In their publication, the investigators for the ADAG study group noted that ethnic minorities were under-represented in the study population, given their increased incidence of diabetes. Of the 507 participants included in the final analysis, 38 (8%) were of African descent, and 39 (8%) were Hispanic. Only eight patients were of another non-white ethnicity. One reason for this was that an originally planned Indian study site was not included, Nathan said, because blood samples were corrupted due to storage difficulties in transporting samples to a central lab in Europe.

Regarding potential differences in the relationship between HbA1c and eAG among different races, “the data are not conclusive,” Nathan acknowledged. “There was no significant difference in the relationship between A1c and average glucose across racial groups. However, the minority groups were relatively small, and more study is necessary.” He noted that no one has suggested a credible physiologic mechanism by which any purported interracial difference in eAG/HbA1c correlation. “Glycation is a very fundamental chemical process. One could argue that maybe there’s a difference in red blood cell turnover between races. That could do it. But absent hemoglobinopathies, which we have ruled out, that doesn’t seem to be right.”

Petersen said that although some reports have found that HbA1c is slightly different in African Americans from Caucasians, this doesn’t mean the new reporting method is inaccurate. “You’re just as right or wrong using the eAG numbers as the A1c numbers,” he said. “So we may not be getting closer to accuracy and knowledge with eAG, we’re not getting any further away.”

Nathan agrees that any such difference that may exist would have “probably a fairly minor impact.” He believes that although ADAG did not achieve its goal in terms of ethnic representation, the ADA’s recommendation to calculate eAG for all patients, regardless of ethnicity, is logical. “I think that the difference between the equations, if there is one, translates to a slight difference.

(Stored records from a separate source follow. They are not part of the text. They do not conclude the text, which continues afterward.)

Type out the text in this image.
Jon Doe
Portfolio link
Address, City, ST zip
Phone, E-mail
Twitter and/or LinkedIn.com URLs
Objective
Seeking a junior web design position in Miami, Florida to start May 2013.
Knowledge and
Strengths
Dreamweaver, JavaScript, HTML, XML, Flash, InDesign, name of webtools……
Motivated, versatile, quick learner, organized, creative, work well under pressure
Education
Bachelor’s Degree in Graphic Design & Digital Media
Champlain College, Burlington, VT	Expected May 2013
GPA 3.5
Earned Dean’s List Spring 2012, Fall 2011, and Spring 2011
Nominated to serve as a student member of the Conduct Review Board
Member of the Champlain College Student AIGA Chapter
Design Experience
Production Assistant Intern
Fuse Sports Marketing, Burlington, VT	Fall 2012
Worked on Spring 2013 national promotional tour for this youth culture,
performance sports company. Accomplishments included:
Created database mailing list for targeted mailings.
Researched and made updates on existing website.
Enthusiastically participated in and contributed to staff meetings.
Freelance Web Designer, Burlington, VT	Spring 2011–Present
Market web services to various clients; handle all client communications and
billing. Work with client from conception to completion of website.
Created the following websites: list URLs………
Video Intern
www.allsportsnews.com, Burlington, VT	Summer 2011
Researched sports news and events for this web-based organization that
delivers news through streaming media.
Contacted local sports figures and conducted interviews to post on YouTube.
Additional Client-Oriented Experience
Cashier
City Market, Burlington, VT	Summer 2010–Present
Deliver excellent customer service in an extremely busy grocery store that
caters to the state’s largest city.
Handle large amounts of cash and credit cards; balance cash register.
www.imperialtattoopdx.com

I think that for the time being, eAG is the best thing we have.”

Adopting eAG: The Global Picture

The ADA recommends that labs report all three measurements: eAG, HbA1c in mg/dL, and HbA1c in SI units, as mmol/mol (see Box, p. 3). Some lab information systems can do the calculations, although these can be performed manually as well, using the published formula.

According to ADA’s Petersen, the organization has no plans to recommend or advocate for elimination of HbA1c reporting. He said that ADA consciously decided not to pursue legislation that would mandate the inclusion of eAG in lab reports, based on opposition engendered by such legislation about eGFR.

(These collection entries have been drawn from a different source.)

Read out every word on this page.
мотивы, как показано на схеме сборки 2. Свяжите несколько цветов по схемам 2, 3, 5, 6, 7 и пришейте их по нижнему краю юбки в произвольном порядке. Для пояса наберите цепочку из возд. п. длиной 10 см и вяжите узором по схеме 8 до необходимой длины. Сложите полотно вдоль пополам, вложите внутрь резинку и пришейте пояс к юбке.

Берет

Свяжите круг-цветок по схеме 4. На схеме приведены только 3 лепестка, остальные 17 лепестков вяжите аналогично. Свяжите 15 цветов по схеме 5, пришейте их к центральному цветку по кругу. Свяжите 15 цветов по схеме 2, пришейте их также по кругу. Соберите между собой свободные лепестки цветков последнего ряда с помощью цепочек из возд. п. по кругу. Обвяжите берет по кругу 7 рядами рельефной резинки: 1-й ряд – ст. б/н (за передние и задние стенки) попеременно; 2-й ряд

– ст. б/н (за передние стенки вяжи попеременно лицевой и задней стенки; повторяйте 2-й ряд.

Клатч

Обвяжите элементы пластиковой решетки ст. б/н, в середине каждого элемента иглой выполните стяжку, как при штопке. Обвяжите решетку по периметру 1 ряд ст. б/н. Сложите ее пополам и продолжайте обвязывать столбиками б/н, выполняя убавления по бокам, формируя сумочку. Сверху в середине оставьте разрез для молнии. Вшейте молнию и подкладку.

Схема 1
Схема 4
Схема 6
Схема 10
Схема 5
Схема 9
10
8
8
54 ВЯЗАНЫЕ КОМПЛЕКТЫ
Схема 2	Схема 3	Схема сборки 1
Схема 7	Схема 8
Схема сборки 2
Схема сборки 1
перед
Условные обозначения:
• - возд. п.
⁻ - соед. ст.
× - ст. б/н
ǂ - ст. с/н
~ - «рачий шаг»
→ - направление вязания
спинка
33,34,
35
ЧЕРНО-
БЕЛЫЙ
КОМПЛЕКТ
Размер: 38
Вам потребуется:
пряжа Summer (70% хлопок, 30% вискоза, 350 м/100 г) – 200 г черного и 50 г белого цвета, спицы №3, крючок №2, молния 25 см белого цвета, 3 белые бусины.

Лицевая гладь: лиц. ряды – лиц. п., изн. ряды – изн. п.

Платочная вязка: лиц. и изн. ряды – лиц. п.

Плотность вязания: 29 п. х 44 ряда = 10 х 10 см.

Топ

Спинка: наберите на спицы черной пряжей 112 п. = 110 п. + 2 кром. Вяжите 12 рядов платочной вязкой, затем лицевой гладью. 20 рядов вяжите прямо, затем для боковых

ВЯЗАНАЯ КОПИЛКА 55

However, it’s too early to tell how eAG will be implemented by labs around the world. Petersen noted that EASD is “officially supportive of eAG term and values. At the same time, there’s no legal sense in which its member countries are obligated to use eAG,” he said. According to Little, the U.K., Australia, and Sweden will not use eAG for now but will report NGSP and IFCC numbers. A report from a U.K. consensus meeting noted “there was a general agreement that reporting a single measurement in three different formats was considered to be unacceptably complicated” (Annals of Clinical Biochemistry 2008;45:343–4).

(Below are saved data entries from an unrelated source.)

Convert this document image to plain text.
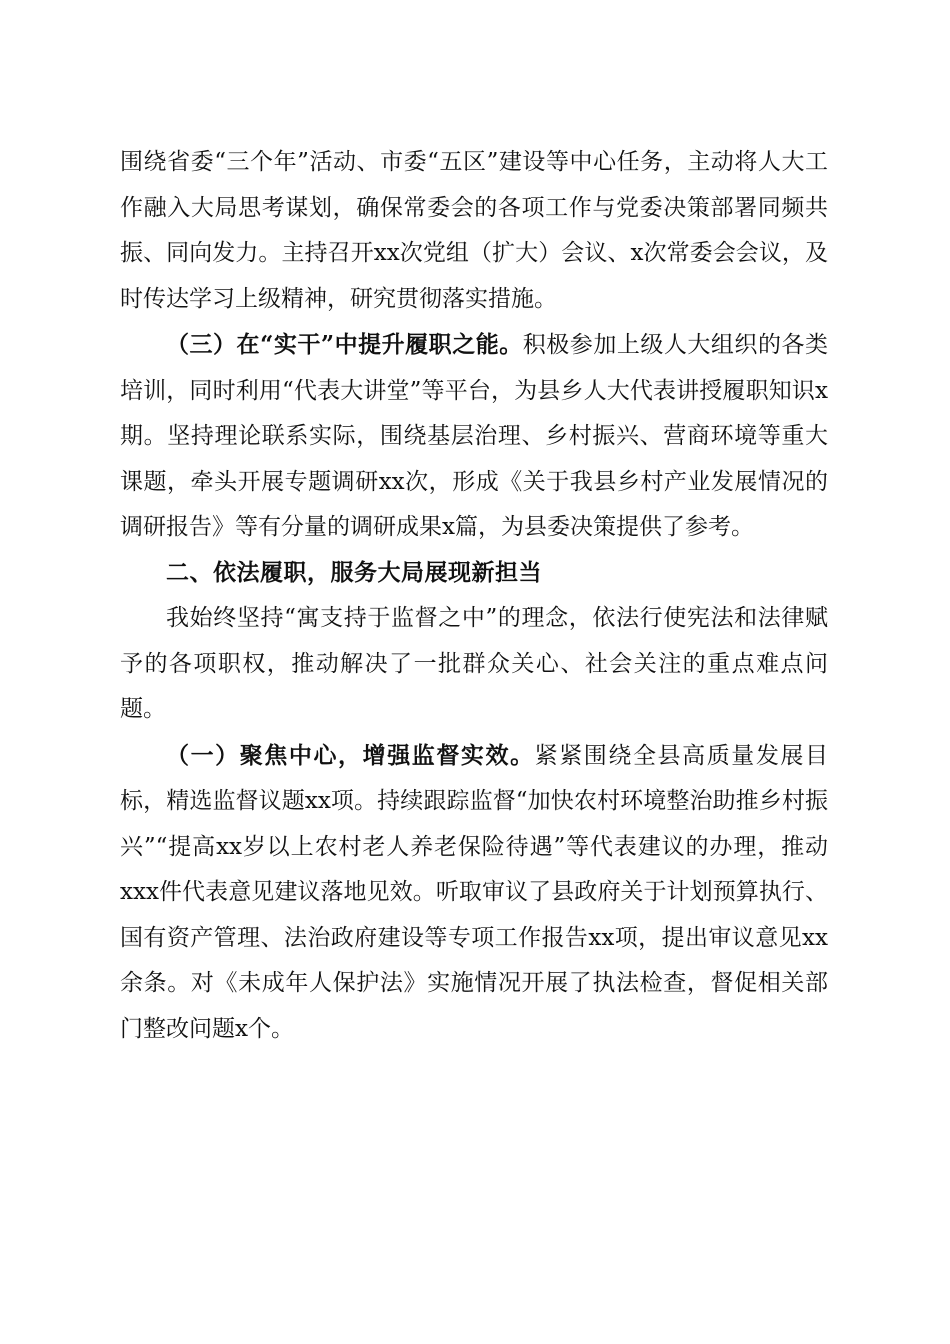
围绕省委“三个年”活动、市委“五区”建设等中心任务，主动将人大工作融入大局思考谋划，确保常委会的各项工作与党委决策部署同频共振、同向发力。主持召开xx次党组（扩大）会议、x次常委会会议，及时传达学习上级精神，研究贯彻落实措施。

（三）在“实干”中提升履职之能。积极参加上级人大组织的各类培训，同时利用“代表大讲堂”等平台，为县乡人大代表讲授履职知识x期。坚持理论联系实际，围绕基层治理、乡村振兴、营商环境等重大课题，牵头开展专题调研xx次，形成《关于我县乡村产业发展情况的调研报告》等有分量的调研成果x篇，为县委决策提供了参考。

二、依法履职，服务大局展现新担当

我始终坚持“寓支持于监督之中”的理念，依法行使宪法和法律赋予的各项职权，推动解决了一批群众关心、社会关注的重点难点问题。

（一）聚焦中心，增强监督实效。紧紧围绕全县高质量发展目标，精选监督议题xx项。持续跟踪监督“加快农村环境整治助推乡村振兴”“提高xx岁以上农村老人养老保险待遇”等代表建议的办理，推动xxx件代表意见建议落地见效。听取审议了县政府关于计划预算执行、国有资产管理、法治政府建设等专项工作报告xx项，提出审议意见xx余条。对《未成年人保护法》实施情况开展了执法检查，督促相关部门整改问题x个。
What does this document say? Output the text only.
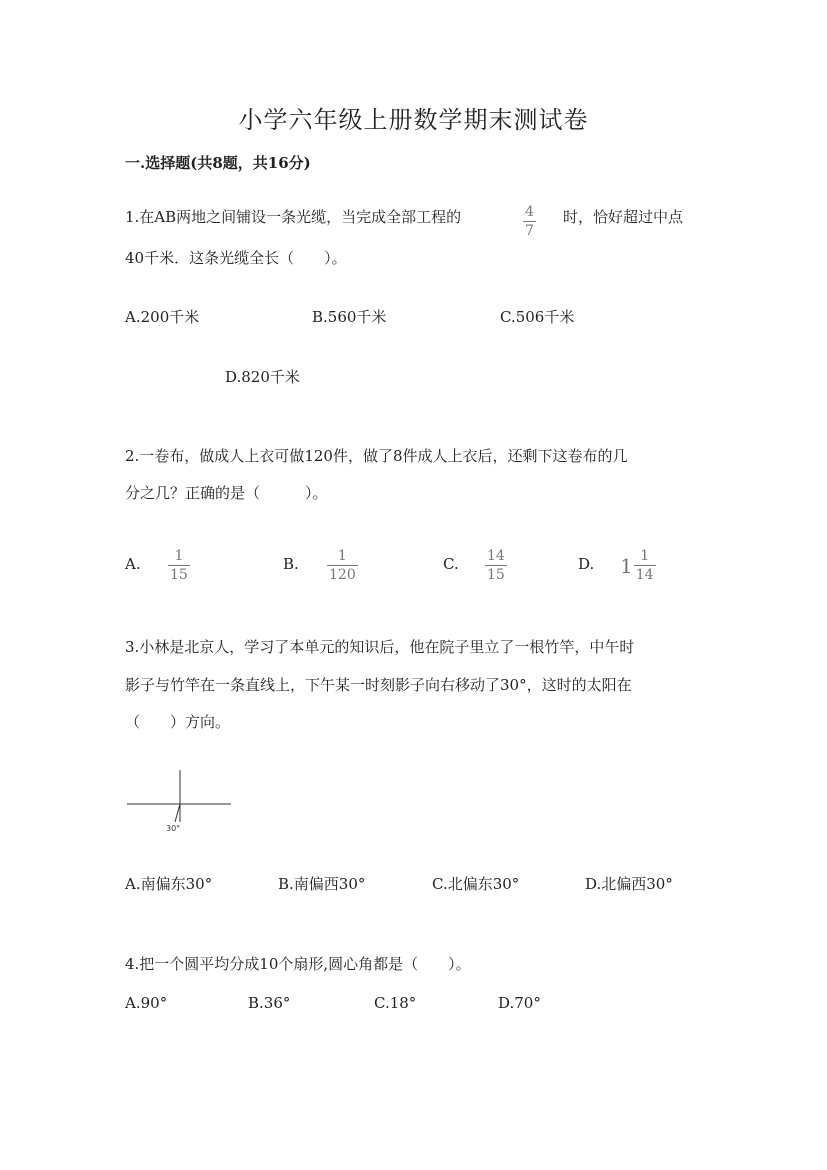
小学六年级上册数学期末测试卷
一.选择题(共8题，共16分)
1.在AB两地之间铺设一条光缆，当完成全部工程的	4
7
时，恰好超过中点
40千米．这条光缆全长（　　）。
A.200千米	B.560千米	C.506千米
D.820千米
2.一卷布，做成人上衣可做120件，做了8件成人上衣后，还剩下这卷布的几
分之几？正确的是（　　　）。
A. 1
15
B.	1
120
C. 14
15
D. $1 \frac{1}{14}$
3.小林是北京人，学习了本单元的知识后，他在院子里立了一根竹竿，中午时
影子与竹竿在一条直线上，下午某一时刻影子向右移动了30°，这时的太阳在
（　　）方向。
30°
A.南偏东30°	B.南偏西30°	C.北偏东30°	D.北偏西30°
4.把一个圆平均分成10个扇形,圆心角都是（　　）。
A.90°	B.36°	C.18°	D.70°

Japan, Germany, and much of the rest of Europe is unlikely to adopt eAG, according to Garry John, PhD. “And I am unsure Canada will,” he added. “It’s not that we’re saying it’s wrong or that it’s not the right thing to do; we’re just saying the evidence isn’t there yet,” he explained. However, Sacks said clinicians in Italy are “quite enthusiastic about eAG.”

Clearly, labs are front and center in making eAG a valuable educational tool for diabetic patients. “This should improve patient care,” Sacks said. “Communication is the key. What do the clinicians want? What do they believe will improve patient care? I think the whole concept of eAG was initiated because it was thought that it would enhance communication and help patients understand their care. And obviously, labs have an essential role.”